Back in October 1967 the RMS Queen Mary arrived in Southampton having completed its last transatlantic crossing from New York. Among the passengers disembarking was a two year old me. My mother recalls other passengers taking anything they could get hold of with “Queen Mary” written on, as this voyage was really the end of an era. Cheaper air travel meant that ships were no longer the transatlantic transport for the masses they had once been. The stately liner’s next journey, to Long Beach California would be its last. It is now permanently moored there as a hotel and tourist attraction. It was on either the Queen Mary, or on the Queen Elizabeth on the outward crossing that I absorbed my earliest memory – standing on deck and being overwhelmed by the sound of the ship’s horn. Long Beach is about forty five minutes from Hollywood (sometimes…as we would discover…) so we pointed the Mustang south and hit the road.
You still need tickets to get onto the Queen Mary but the friendly young guy at the booth gave me the 25% discount I had found online. He looked a bit nonplussed when I said I had been on its last sailing to the UK. I could forgive him for that though because the Queen Mary is truly from another age. Even I could scarcely believe it was possible that I had sailed on it. It’s as if someone said you had been one of the last generation to travel by stage coach. Or use a rotary dial telephone…
I got goose bumps going back on board. It felt oddly familiar somehow with its endless promenade deck and nineteen thirties flourishes. Here and there were photos of all the stars who’d travelled on it; Laurel and Hardy, Fred Astaire, Bob Hope.
We passed the children’s playroom where I must have played once,
Up to the bridge more or less everything needed to drive the thing was made of brass.
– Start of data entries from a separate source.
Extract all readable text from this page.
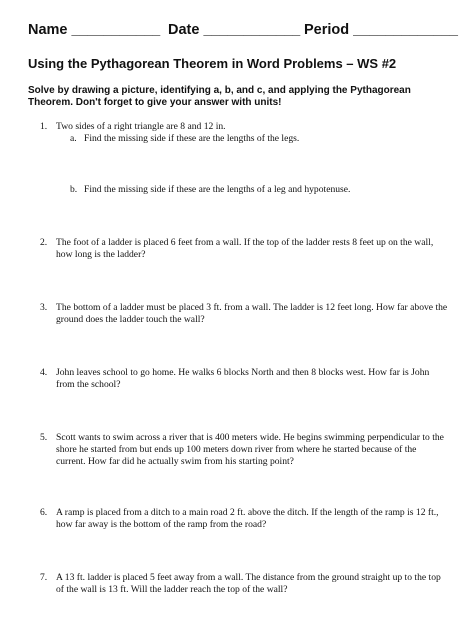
Name ___________ Date ____________ Period _____________
Using the Pythagorean Theorem in Word Problems – WS #2
Solve by drawing a picture, identifying a, b, and c, and applying the Pythagorean Theorem. Don't forget to give your answer with units!
1. Two sides of a right triangle are 8 and 12 in.
a. Find the missing side if these are the lengths of the legs.
b. Find the missing side if these are the lengths of a leg and hypotenuse.
2. The foot of a ladder is placed 6 feet from a wall. If the top of the ladder rests 8 feet up on the wall, how long is the ladder?
3. The bottom of a ladder must be placed 3 ft. from a wall. The ladder is 12 feet long. How far above the ground does the ladder touch the wall?
4. John leaves school to go home. He walks 6 blocks North and then 8 blocks west. How far is John from the school?
5. Scott wants to swim across a river that is 400 meters wide. He begins swimming perpendicular to the shore he started from but ends up 100 meters down river from where he started because of the current. How far did he actually swim from his starting point?
6. A ramp is placed from a ditch to a main road 2 ft. above the ditch. If the length of the ramp is 12 ft., how far away is the bottom of the ramp from the road?
7. A 13 ft. ladder is placed 5 feet away from a wall. The distance from the ground straight up to the top of the wall is 13 ft. Will the ladder reach the top of the wall?
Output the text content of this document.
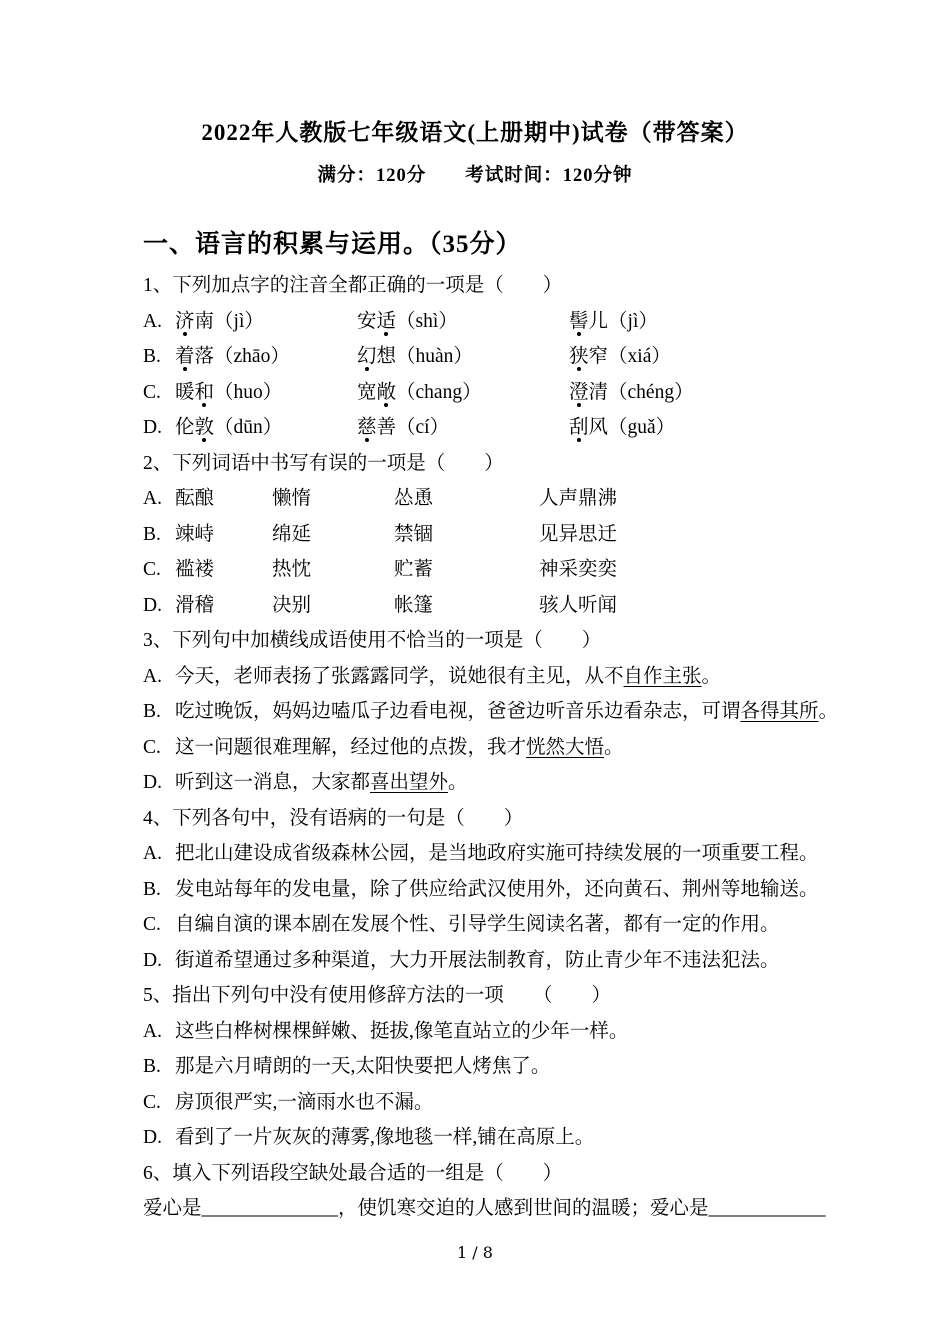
2022年人教版七年级语文(上册期中)试卷（带答案）
满分：120分　　考试时间：120分钟
一、语言的积累与运用。（35分）
1、下列加点字的注音全都正确的一项是（　　）
A. 济南（jì）	安适（shì）	髻儿（jì）
B. 着落（zhāo）	幻想（huàn）	狭窄（xiá）
C. 暖和（huo）	宽敞（chang）	澄清（chéng）
D. 伦敦（dūn）	慈善（cí）	刮风（guǎ）
2、下列词语中书写有误的一项是（　　）
A. 酝酿	懒惰	怂恿	人声鼎沸
B. 竦峙	绵延	禁锢	见异思迁
C. 褴褛	热忱	贮蓄	神采奕奕
D. 滑稽	决别	帐篷	骇人听闻
3、下列句中加横线成语使用不恰当的一项是（　　）
A. 今天，老师表扬了张露露同学，说她很有主见，从不自作主张。
B. 吃过晚饭，妈妈边嗑瓜子边看电视，爸爸边听音乐边看杂志，可谓各得其所。
C. 这一问题很难理解，经过他的点拨，我才恍然大悟。
D. 听到这一消息，大家都喜出望外。
4、下列各句中，没有语病的一句是（　　）
A. 把北山建设成省级森林公园，是当地政府实施可持续发展的一项重要工程。
B. 发电站每年的发电量，除了供应给武汉使用外，还向黄石、荆州等地输送。
C. 自编自演的课本剧在发展个性、引导学生阅读名著，都有一定的作用。
D. 街道希望通过多种渠道，大力开展法制教育，防止青少年不违法犯法。
5、指出下列句中没有使用修辞方法的一项　　（　　）
A. 这些白桦树棵棵鲜嫩、挺拔,像笔直站立的少年一样。
B. 那是六月晴朗的一天,太阳快要把人烤焦了。
C. 房顶很严实,一滴雨水也不漏。
D. 看到了一片灰灰的薄雾,像地毯一样,铺在高原上。
6、填入下列语段空缺处最合适的一组是（　　）
爱心是______________，使饥寒交迫的人感到世间的温暖；爱心是____________
1 / 8
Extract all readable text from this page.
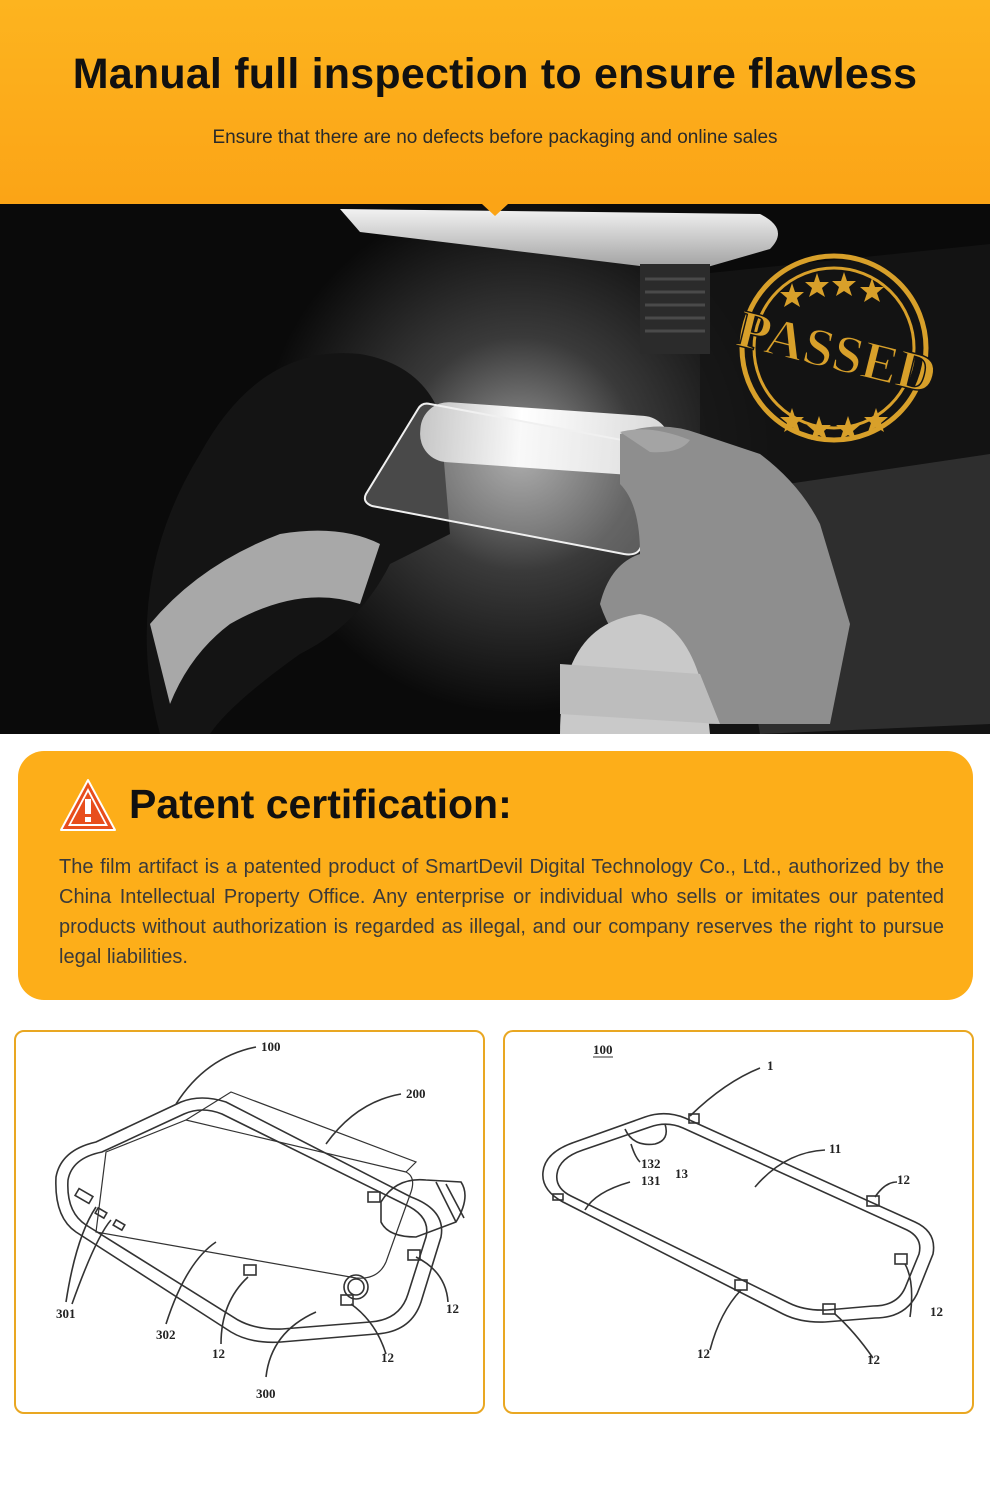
Manual full inspection to ensure flawless
Ensure that there are no defects before packaging and online sales
PASSED
Patent certification:

The film artifact is a patented product of SmartDevil Digital Technology Co., Ltd., authorized by the China Intellectual Property Office. Any enterprise or individual who sells or imitates our patented products without authorization is regarded as illegal, and our company reserves the right to pursue legal liabilities.

100
200
301
302
12	12
300
12
100
1
11
132
13
131	12
12
12	12
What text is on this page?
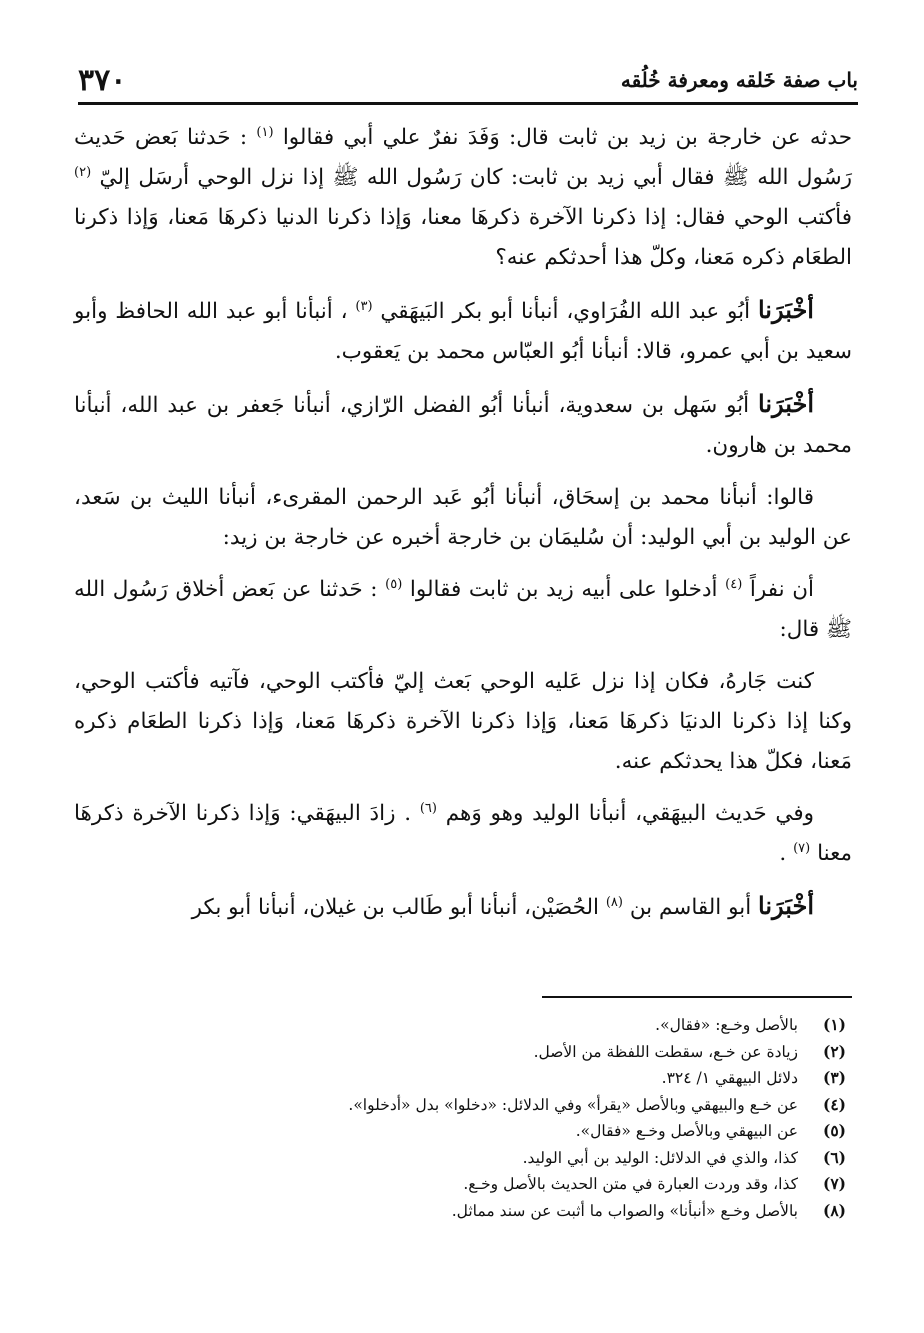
باب صفة خَلقه ومعرفة خُلُقه
٣٧٠

حدثه عن خارجة بن زيد بن ثابت قال: وَفَدَ نفرٌ علي أبي فقالوا $^{(١)}$ : حَدثنا بَعض حَديث رَسُول الله ﷺ فقال أبي زيد بن ثابت: كان رَسُول الله ﷺ إذا نزل الوحي أرسَل إليّ $^{(٢)}$ فأكتب الوحي فقال: إذا ذكرنا الآخرة ذكرهَا معنا، وَإذا ذكرنا الدنيا ذكرهَا مَعنا، وَإذا ذكرنا الطعَام ذكره مَعنا، وكلّ هذا أحدثكم عنه؟

أخْبَرَنا أبُو عبد الله الفُرَاوي، أنبأنا أبو بكر البَيهَقي $^{(٣)}$ ، أنبأنا أبو عبد الله الحافظ وأبو سعيد بن أبي عمرو، قالا: أنبأنا أبُو العبّاس محمد بن يَعقوب.

أخْبَرَنا أبُو سَهل بن سعدوية، أنبأنا أبُو الفضل الرّازي، أنبأنا جَعفر بن عبد الله، أنبأنا محمد بن هارون.

قالوا: أنبأنا محمد بن إسحَاق، أنبأنا أبُو عَبد الرحمن المقرىء، أنبأنا الليث بن سَعد، عن الوليد بن أبي الوليد: أن سُليمَان بن خارجة أخبره عن خارجة بن زيد:

أن نفراً $^{(٤)}$ أدخلوا على أبيه زيد بن ثابت فقالوا $^{(٥)}$ : حَدثنا عن بَعض أخلاق رَسُول الله ﷺ قال:

كنت جَارهُ، فكان إذا نزل عَليه الوحي بَعث إليّ فأكتب الوحي، فآتيه فأكتب الوحي، وكنا إذا ذكرنا الدنيَا ذكرهَا مَعنا، وَإذا ذكرنا الآخرة ذكرهَا مَعنا، وَإذا ذكرنا الطعَام ذكره مَعنا، فكلّ هذا يحدثكم عنه.

وفي حَديث البيهَقي، أنبأنا الوليد وهو وَهم $^{(٦)}$ . زادَ البيهَقي: وَإذا ذكرنا الآخرة ذكرهَا معنا $^{(٧)}$ .

أخْبَرَنا أبو القاسم بن $^{(٨)}$ الحُصَيْن، أنبأنا أبو طَالب بن غيلان، أنبأنا أبو بكر

(١)
بالأصل وخـع: «فقال».
(٢)
زيادة عن خـع، سقطت اللفظة من الأصل.
(٣)
دلائل البيهقي ١/ ٣٢٤.
(٤)
عن خـع والبيهقي وبالأصل «يقرأ» وفي الدلائل: «دخلوا» بدل «أدخلوا».
(٥)
عن البيهقي وبالأصل وخـع «فقال».
(٦)
كذا، والذي في الدلائل: الوليد بن أبي الوليد.
(٧)
كذا، وقد وردت العبارة في متن الحديث بالأصل وخـع.
(٨)
بالأصل وخـع «أنبأنا» والصواب ما أثبت عن سند مماثل.
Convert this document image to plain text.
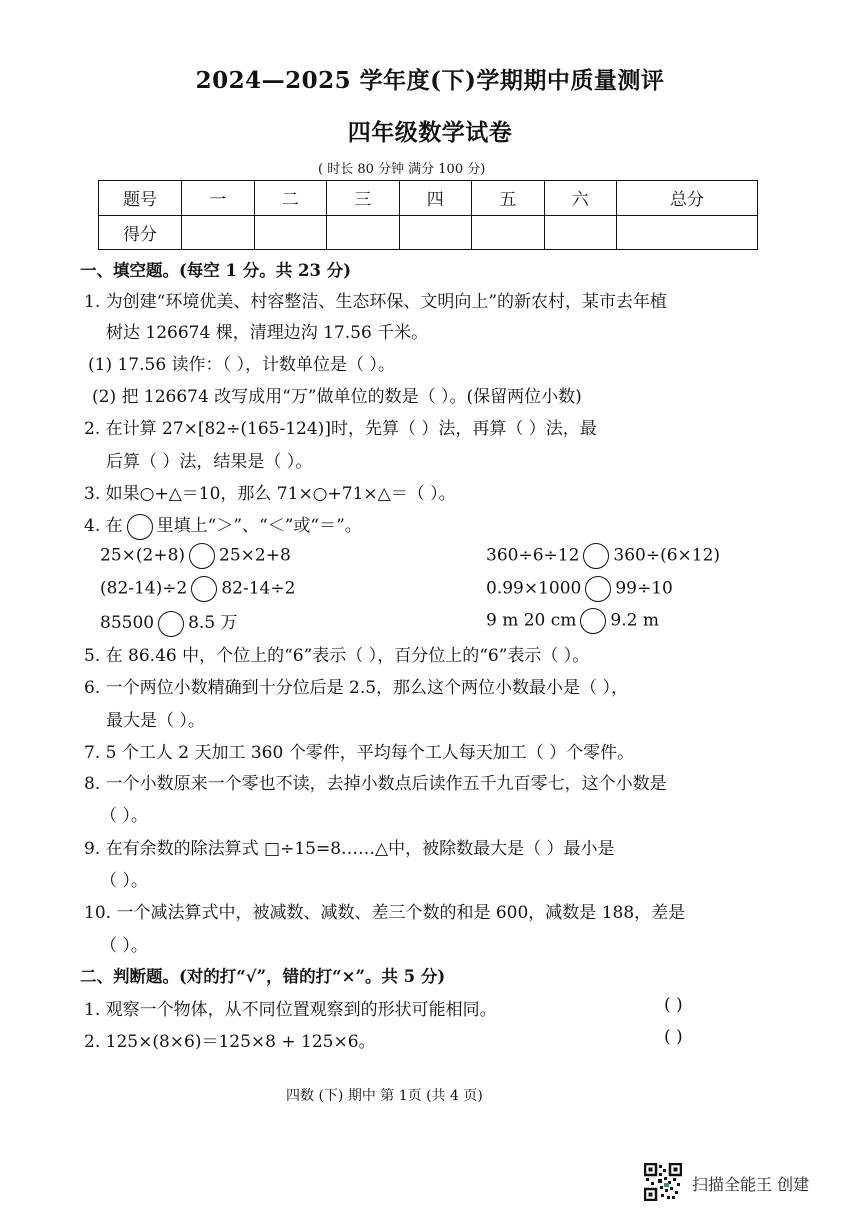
2024—2025 学年度(下)学期期中质量测评
四年级数学试卷
( 时长 80 分钟 满分 100 分)
题号	一	二	三	四	五	六	总分
得分							
一、填空题。(每空 1 分。共 23 分)
1. 为创建“环境优美、村容整洁、生态环保、文明向上”的新农村，某市去年植
树达 126674 棵，清理边沟 17.56 千米。
(1) 17.56 读作：（ ），计数单位是（ ）。
(2) 把 126674 改写成用“万”做单位的数是（ ）。(保留两位小数)
2. 在计算 27×[82÷(165-124)]时，先算（ ）法，再算（ ）法，最
后算（ ）法，结果是（ ）。
3. 如果○+△＝10，那么 71×○+71×△＝（ ）。
4. 在 里填上“＞”、“＜”或“＝”。
25×(2+8) 25×2+8	360÷6÷12 360÷(6×12)
(82-14)÷2 82-14÷2	0.99×1000 99÷10
85500 8.5 万	9 m 20 cm 9.2 m
5. 在 86.46 中，个位上的“6”表示（ ），百分位上的“6”表示（ ）。
6. 一个两位小数精确到十分位后是 2.5，那么这个两位小数最小是（ ），
最大是（ ）。
7. 5 个工人 2 天加工 360 个零件，平均每个工人每天加工（ ）个零件。
8. 一个小数原来一个零也不读，去掉小数点后读作五千九百零七，这个小数是
（ ）。
9. 在有余数的除法算式 □÷15=8……△中，被除数最大是（ ）最小是
（ ）。
10. 一个减法算式中，被减数、减数、差三个数的和是 600，减数是 188，差是
（ ）。
二、判断题。(对的打“√”，错的打“×”。共 5 分)
1. 观察一个物体，从不同位置观察到的形状可能相同。	( )
2. 125×(8×6)＝125×8 + 125×6。	( )
四数 (下) 期中 第 1页 (共 4 页)
扫描全能王 创建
The only tour which had places left was the “Haunted Queen Mary” tour, which neither of us was particularly enthused about, but it was lead by a lugubrious guide with a deadpan delivery who was clearly a frustrated standup. “I have never seen a ghost on this tour. If I do see a ghost on this tour I will be the first to leave you behind.” He pointed out staircases where people had fallen to their deaths in rough seas, and the third class lounge where two of the cleaners will no longer go after seeing a woman vanish.
That room incidentally had two large glass-fronted bookcases which, back in the day, would have had items from the Queen Mary shop in them. Third class did not have access to the shop so items were left in the cabinets and if you wanted one, you asked a steward to go and buy it for you. The Ship’s Historian believes it was where the term “window shopping” originated. Of course, other shops have windows too but it was a nice story. P and I kept stopping to take pictures and at one stage we lost everyone. We looked up from our viewfinders and found the entire “Haunted Queen Mary” tour group had vanished…
The one place that tour goes to that the others don’t is the swimming pool.
It hasn’t been restored and was dimly-lit and slightly creepy.
It had diving boards when the QM first sailed, but they soon realised that allowing you to jump from a height into a pool where all the water may just have slopped to the other end as you completed your second somersault and prepared for re-entry, was asking for trouble. They replaced it with a slide.
And that was the end of the tour. We rode the lifts down to see the mighty engine room and the ghostly propellor visible below the waterline.
It was, from 1938 – 1952, the fastest liner across the Atlantic. The legend is that it was meant to be called the “Queen Victoria” in keeping with Cunard’s tradition of giving all its ships names which ended in “ia”. Officials approached King George V to ask permission to name the ship after “Our greatest queen…” and he said his wife Queen Mary would be delighted. That story falls under the category of “Too good to check”.
One other story. In December 1942 after conversion to a troop ship, it was carrying a record-breaking 16,000 American soldiers from New York and was hit by a freak 90 foot wave. The ship came within three degrees of capsizing and the incident inspired Paul Gallico to write “The Poseidon Adventure”. Parts of the film were shot on the QM which is still used for film shoots today.
We had a lovely day on board. Some of the Queen Mary’s innate grandeur has been eroded by the many tourists in shorts and t-shirts like ourselves, slopping about on its teak decks. But the ship is a fabulous time capsule and retains a certain dignity.
Those three angled funnels are still iconic of a time when crossing the Atlantic was a proper adventure, and not just seven hours staring at a seat-back screen.
The forty-five minute journey back took an hour and a half in treacle-like traffic so Tom was beginning to wonder if we had abandoned him by the time we got to film school.